Sie haben in Harvard am Jüdischen Theologischen Seminar studiert.
Während meines Studiums frustrierte mich zunehmend die Vorstellung, dass eine tiefgehende halachische Verpflichtung zwangsläufig Geschlechterausschluss bedeutete. In allen anderen Bereichen meines Lebens waren Männer und Frauen gleichermaßen beteiligt, und ich war überzeugt, dass auch mein jüdisches Leben das widerspiegeln sollte. Ich wollte nicht nur begründen, wie egalitäre Praxis halachisch tragfähig sein kann, sondern auch zeigen, wie sie als natürlicher Ausdruck der Tradition vollständig integriert werden kann. Diese Vision prägte unsere Jeschiwa von Anfang an: eine vollständige Synthese von Tora, Mizwot und Halacha mit Geschlechtergerechtigkeit – wobei jedes Element das andere stärkt.
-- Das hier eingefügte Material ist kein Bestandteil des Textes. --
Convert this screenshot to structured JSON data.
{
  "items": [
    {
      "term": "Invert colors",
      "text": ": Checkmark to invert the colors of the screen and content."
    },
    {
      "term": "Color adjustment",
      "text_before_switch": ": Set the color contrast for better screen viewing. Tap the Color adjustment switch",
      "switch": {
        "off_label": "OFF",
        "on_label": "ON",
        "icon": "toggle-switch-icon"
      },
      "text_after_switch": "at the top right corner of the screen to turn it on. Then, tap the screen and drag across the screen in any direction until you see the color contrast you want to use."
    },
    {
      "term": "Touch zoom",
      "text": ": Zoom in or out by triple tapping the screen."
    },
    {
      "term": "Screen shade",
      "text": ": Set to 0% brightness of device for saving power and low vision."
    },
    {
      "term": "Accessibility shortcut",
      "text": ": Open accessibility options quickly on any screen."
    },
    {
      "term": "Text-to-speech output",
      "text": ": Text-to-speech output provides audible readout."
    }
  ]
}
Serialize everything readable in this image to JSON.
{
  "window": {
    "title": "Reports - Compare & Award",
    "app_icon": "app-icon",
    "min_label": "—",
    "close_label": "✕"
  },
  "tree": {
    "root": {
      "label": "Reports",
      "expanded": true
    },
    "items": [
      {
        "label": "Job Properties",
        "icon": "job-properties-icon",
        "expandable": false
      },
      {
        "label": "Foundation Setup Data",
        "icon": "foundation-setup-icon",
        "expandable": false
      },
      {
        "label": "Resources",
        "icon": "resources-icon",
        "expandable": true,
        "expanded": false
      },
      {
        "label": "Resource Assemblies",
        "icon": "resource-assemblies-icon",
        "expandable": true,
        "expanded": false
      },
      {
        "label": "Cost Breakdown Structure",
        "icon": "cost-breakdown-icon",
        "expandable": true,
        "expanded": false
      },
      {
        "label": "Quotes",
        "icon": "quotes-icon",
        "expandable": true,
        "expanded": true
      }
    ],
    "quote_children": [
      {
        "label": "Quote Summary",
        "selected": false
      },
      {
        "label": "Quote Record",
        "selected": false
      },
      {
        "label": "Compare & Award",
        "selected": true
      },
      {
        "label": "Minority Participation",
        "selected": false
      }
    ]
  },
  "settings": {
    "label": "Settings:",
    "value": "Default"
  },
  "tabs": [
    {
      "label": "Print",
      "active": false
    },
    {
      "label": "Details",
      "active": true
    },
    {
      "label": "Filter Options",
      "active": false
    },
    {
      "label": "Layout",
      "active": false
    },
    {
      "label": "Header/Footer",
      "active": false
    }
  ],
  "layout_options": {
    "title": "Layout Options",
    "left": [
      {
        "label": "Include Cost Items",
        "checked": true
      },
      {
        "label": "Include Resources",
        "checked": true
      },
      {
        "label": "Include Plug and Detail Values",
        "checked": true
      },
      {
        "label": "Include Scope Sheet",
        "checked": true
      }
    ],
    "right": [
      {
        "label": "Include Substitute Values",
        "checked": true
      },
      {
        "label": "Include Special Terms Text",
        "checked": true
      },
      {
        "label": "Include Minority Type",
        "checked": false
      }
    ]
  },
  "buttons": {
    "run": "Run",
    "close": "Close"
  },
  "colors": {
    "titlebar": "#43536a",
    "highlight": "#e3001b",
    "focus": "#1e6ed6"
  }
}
Wie lässt sich moderne Gendergerechtigkeit mit den uralten Gesetzen der Tora vereinen?
Ich will Egalität nicht als Zugeständnis an die Moderne verstehen, sondern als höheren Standard der Verpflichtung – als die Weise, wie die Tora heute gelebt werden sollte. Es geht um die Gleichberechtigung der Geschlechter in der Teilnahme und Leitung jüdischer Lehren und Praktiken. Wir betrachten Egalitarismus als eine weitere Krönung der am Berg Sinai dargelegten Vision einer Nation, in der alle Erwachsenen – nicht nur Priester – religiöses Engagement und Verantwortung übernehmen.

Ist diese Idee im amerikanisch-jüdischen Mainstream anschlussfähig?
Wenn Hadar in 50 Jahren immer noch die einzige Jeschiwa mit dieser Vision ist, dann haben wir – unabhängig vom eigenen Erfolg – versagt. Für mich ist das wahre Maß für Erfolg die Selbstüberschreitung: Wie sehr gelingt es uns, die Welt um uns herum so zu verändern, dass unsere Werte auch außerhalb unserer Mauern Wurzeln schlagen? Man kann eine Utopie schaffen – einen idealen Raum, in dem alles so ist, wie man es sich vorstellt. Aber wenn sich das nicht auf das Alltagsleben der Menschen überträgt, hat man keine dauerhafte Vision etabliert. Entscheidend ist, dass Menschen ihre Kinder und Enkel in dieser Form des Judentums großziehen können – in dem Wissen, dass es eine Synagoge gibt, in der sie diese Werte leben können. Und das darf nicht nur in wenigen Enklaven möglich sein, sondern in jedem wichtigen Zentrum jüdischen Lebens.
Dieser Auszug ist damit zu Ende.